October 1, 2015 Library Announces Its First Online Conference for Educators
Sessions Include Photographer Carol Highsmith, Use of Primary Sources in the Classroom
Press Contact: John Sayers (202) 707-9216
Public Contact: Kathy McGuigan (202) 707-8545
Contact: Conference Registration
The Library of Congress will bring teachers and education experts from across the nation together in its first online conference for educators. This free two-day event, “The Library of Congress and Teachers: Unlocking the Power of Primary Sources,” will be held October 27-28 from 4-8 p.m. EDT, and will be open to K-12 educators from across all instructional disciplines.
The two-day event will include 15 one-hour sessions facilitated by Library specialists, instructional experts from the Library’s Teaching with Primary Sources Consortium, and other recognized K-12 leaders. Sessions will cover topics ranging from literacy and historical thinking to historic newspapers and the Civil Rights Act, and will all focus on the effective use of primary source documents in the classroom.
Primary sources have unique instructional power, according to the Library's director of Educational Outreach, Lee Ann Potter: "By analyzing primary sources, students can engage with complex content, build their critical-thinking skills and create new knowledge. The Library’s online conference for educators will allow teachers to learn how to access Library of Congress resources and to discover new strategies for integrating primary sources into their instruction.”
The keynote speaker for the event will be photographer Carol Highsmith, who will discuss her decades-long project of documenting the United States in a one-hour conversation with Helena Zinkham, director of Collections and Services at the the Library.
Library experts will include specialists from the World Digital Library, the Chronicling America newspaper archives project, the Prints and Photographs Division, the Veterans History Project and more.
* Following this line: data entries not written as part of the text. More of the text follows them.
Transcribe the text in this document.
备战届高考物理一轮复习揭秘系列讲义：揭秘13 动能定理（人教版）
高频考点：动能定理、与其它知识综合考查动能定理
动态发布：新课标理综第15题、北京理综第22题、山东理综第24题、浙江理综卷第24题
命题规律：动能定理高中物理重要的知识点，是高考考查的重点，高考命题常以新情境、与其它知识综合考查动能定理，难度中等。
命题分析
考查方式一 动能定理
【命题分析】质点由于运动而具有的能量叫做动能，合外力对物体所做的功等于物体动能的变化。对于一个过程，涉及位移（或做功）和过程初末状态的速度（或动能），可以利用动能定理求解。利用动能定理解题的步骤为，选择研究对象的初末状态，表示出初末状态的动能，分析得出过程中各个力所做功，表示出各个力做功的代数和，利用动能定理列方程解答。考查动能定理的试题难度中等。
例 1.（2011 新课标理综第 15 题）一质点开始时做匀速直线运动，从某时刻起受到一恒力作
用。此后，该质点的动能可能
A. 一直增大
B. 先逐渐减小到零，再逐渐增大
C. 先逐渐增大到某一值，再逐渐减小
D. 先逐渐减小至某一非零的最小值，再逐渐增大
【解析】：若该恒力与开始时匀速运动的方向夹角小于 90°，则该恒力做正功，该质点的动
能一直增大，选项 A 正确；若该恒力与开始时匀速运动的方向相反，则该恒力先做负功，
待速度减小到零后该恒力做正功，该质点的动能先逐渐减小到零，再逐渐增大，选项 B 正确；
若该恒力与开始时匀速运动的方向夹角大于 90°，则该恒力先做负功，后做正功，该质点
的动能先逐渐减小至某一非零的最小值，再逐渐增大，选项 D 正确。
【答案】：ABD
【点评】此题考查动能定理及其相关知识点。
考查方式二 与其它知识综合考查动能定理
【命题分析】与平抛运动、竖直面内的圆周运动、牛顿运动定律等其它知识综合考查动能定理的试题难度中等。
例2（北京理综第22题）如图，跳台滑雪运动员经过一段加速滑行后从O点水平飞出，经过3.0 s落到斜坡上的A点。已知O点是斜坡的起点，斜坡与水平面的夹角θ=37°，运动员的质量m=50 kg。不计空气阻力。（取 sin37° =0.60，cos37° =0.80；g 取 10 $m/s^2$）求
Other presenters will include Sam Wineburg and Joel Breakstone from Stanford University, Barbara Stripling from Syracuse University and Dan Rothstein of the Right Question Institute.
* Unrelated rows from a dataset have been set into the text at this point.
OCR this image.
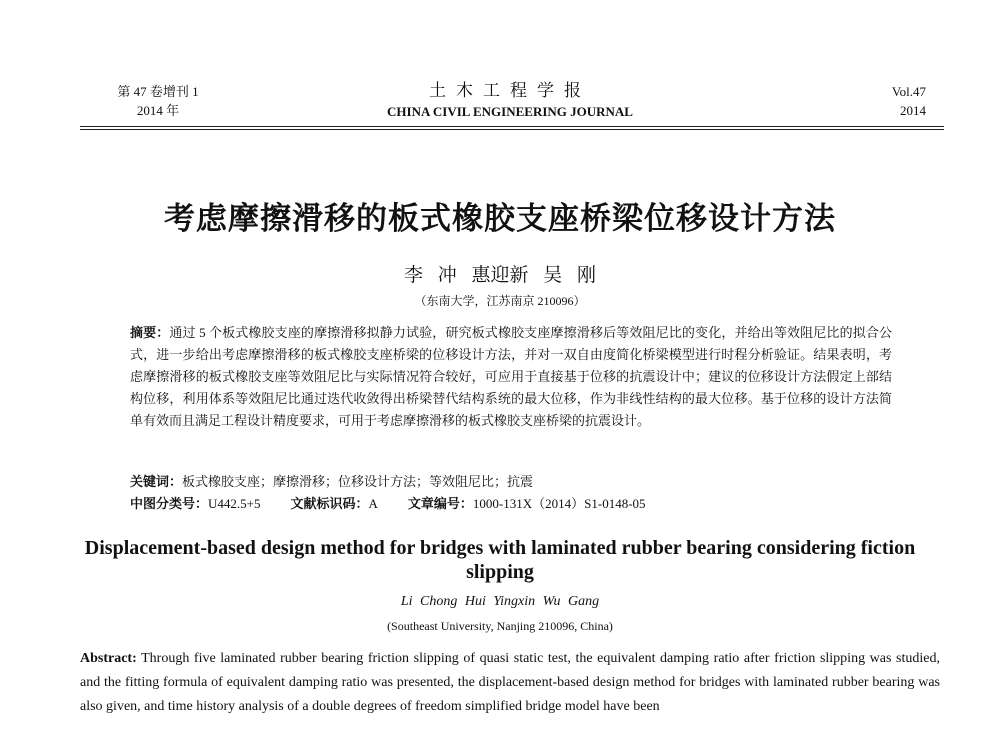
第 47 卷增刊 1
2014 年
土木工程学报
CHINA CIVIL ENGINEERING JOURNAL
Vol.47
2014
考虑摩擦滑移的板式橡胶支座桥梁位移设计方法
李 冲 惠迎新 吴 刚
（东南大学，江苏南京 210096）
摘要：通过 5 个板式橡胶支座的摩擦滑移拟静力试验，研究板式橡胶支座摩擦滑移后等效阻尼比的变化，并给出等效阻尼比的拟合公式，进一步给出考虑摩擦滑移的板式橡胶支座桥梁的位移设计方法，并对一双自由度简化桥梁模型进行时程分析验证。结果表明，考虑摩擦滑移的板式橡胶支座等效阻尼比与实际情况符合较好，可应用于直接基于位移的抗震设计中；建议的位移设计方法假定上部结构位移，利用体系等效阻尼比通过迭代收敛得出桥梁替代结构系统的最大位移，作为非线性结构的最大位移。基于位移的设计方法简单有效而且满足工程设计精度要求，可用于考虑摩擦滑移的板式橡胶支座桥梁的抗震设计。
关键词：板式橡胶支座；摩擦滑移；位移设计方法；等效阻尼比；抗震
中图分类号：U442.5+5 文献标识码：A 文章编号：1000-131X（2014）S1-0148-05
Displacement-based design method for bridges with laminated rubber bearing considering fiction slipping
Li Chong Hui Yingxin Wu Gang
(Southeast University, Nanjing 210096, China)
Abstract: Through five laminated rubber bearing friction slipping of quasi static test, the equivalent damping ratio after friction slipping was studied, and the fitting formula of equivalent damping ratio was presented, the displacement-based design method for bridges with laminated rubber bearing was also given, and time history analysis of a double degrees of freedom simplified bridge model have been
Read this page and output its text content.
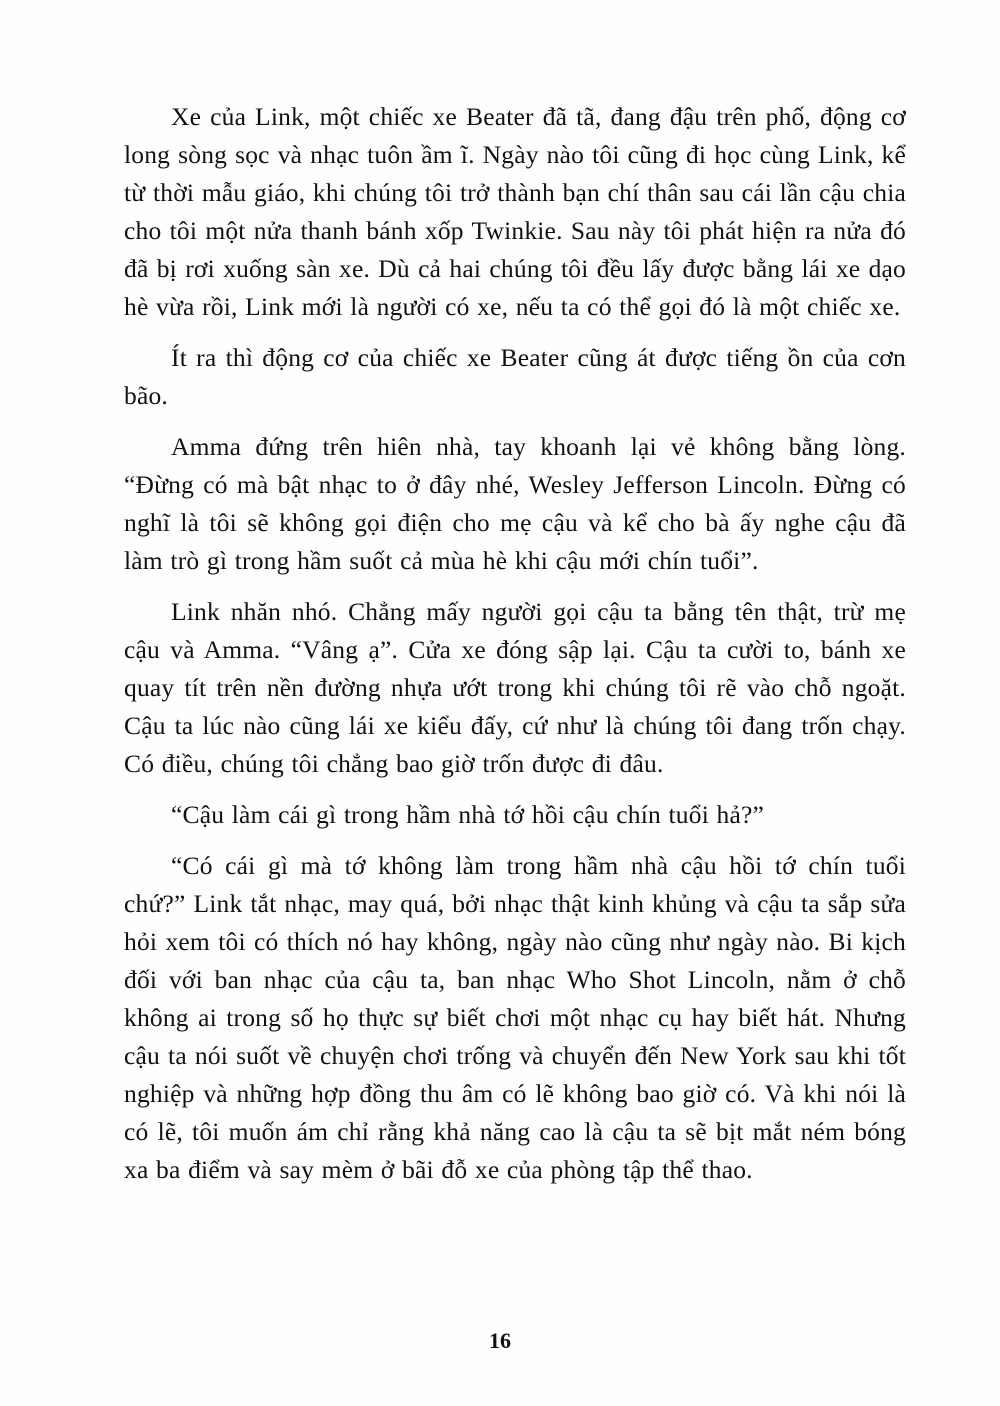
Xe của Link, một chiếc xe Beater đã tã, đang đậu trên phố, động cơ long sòng sọc và nhạc tuôn ầm ĩ. Ngày nào tôi cũng đi học cùng Link, kể từ thời mẫu giáo, khi chúng tôi trở thành bạn chí thân sau cái lần cậu chia cho tôi một nửa thanh bánh xốp Twinkie. Sau này tôi phát hiện ra nửa đó đã bị rơi xuống sàn xe. Dù cả hai chúng tôi đều lấy được bằng lái xe dạo hè vừa rồi, Link mới là người có xe, nếu ta có thể gọi đó là một chiếc xe.

Ít ra thì động cơ của chiếc xe Beater cũng át được tiếng ồn của cơn bão.

Amma đứng trên hiên nhà, tay khoanh lại vẻ không bằng lòng. “Đừng có mà bật nhạc to ở đây nhé, Wesley Jefferson Lincoln. Đừng có nghĩ là tôi sẽ không gọi điện cho mẹ cậu và kể cho bà ấy nghe cậu đã làm trò gì trong hầm suốt cả mùa hè khi cậu mới chín tuổi”.

Link nhăn nhó. Chẳng mấy người gọi cậu ta bằng tên thật, trừ mẹ cậu và Amma. “Vâng ạ”. Cửa xe đóng sập lại. Cậu ta cười to, bánh xe quay tít trên nền đường nhựa ướt trong khi chúng tôi rẽ vào chỗ ngoặt. Cậu ta lúc nào cũng lái xe kiểu đấy, cứ như là chúng tôi đang trốn chạy. Có điều, chúng tôi chẳng bao giờ trốn được đi đâu.

“Cậu làm cái gì trong hầm nhà tớ hồi cậu chín tuổi hả?”

“Có cái gì mà tớ không làm trong hầm nhà cậu hồi tớ chín tuổi chứ?” Link tắt nhạc, may quá, bởi nhạc thật kinh khủng và cậu ta sắp sửa hỏi xem tôi có thích nó hay không, ngày nào cũng như ngày nào. Bi kịch đối với ban nhạc của cậu ta, ban nhạc Who Shot Lincoln, nằm ở chỗ không ai trong số họ thực sự biết chơi một nhạc cụ hay biết hát. Nhưng cậu ta nói suốt về chuyện chơi trống và chuyển đến New York sau khi tốt nghiệp và những hợp đồng thu âm có lẽ không bao giờ có. Và khi nói là có lẽ, tôi muốn ám chỉ rằng khả năng cao là cậu ta sẽ bịt mắt ném bóng xa ba điểm và say mèm ở bãi đỗ xe của phòng tập thể thao.

16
After the live online conference, the Library will make recordings of all sessions available to the public on its website. Teachers will be able to earn up to 15 hours of CEU/PDU (Continuing Education Units/Professional Development Units) by participating in or viewing online conference sessions, and certificates will be available when each session is completed.
Participants may register here and interested educators can follow the preparations for the conference on Twitter at @TeachingLC and by following #LCTeachConf. Through its specialized educational resource site, the Library of Congress offers classroom materials and professional development to help educators effectively use primary sources from the Library's vast digital collections in their teaching, including detailed lessons plans that meet Common Core, state and national standards, a series of Student Discovery Sets (interactive ebooks for tablets), and a series of Summer Teacher Institutes, all at no charge.
The Library of Congress, the nation’s first federal cultural institution, is the world’s preeminent reservoir of knowledge, providing unparalleled integrated resources to Congress and the American people. The Library serves the public, scholars, Members of Congress and their staffs. Many of the Library’s resources and treasures may also be accessed through the Library’s website at loc.gov.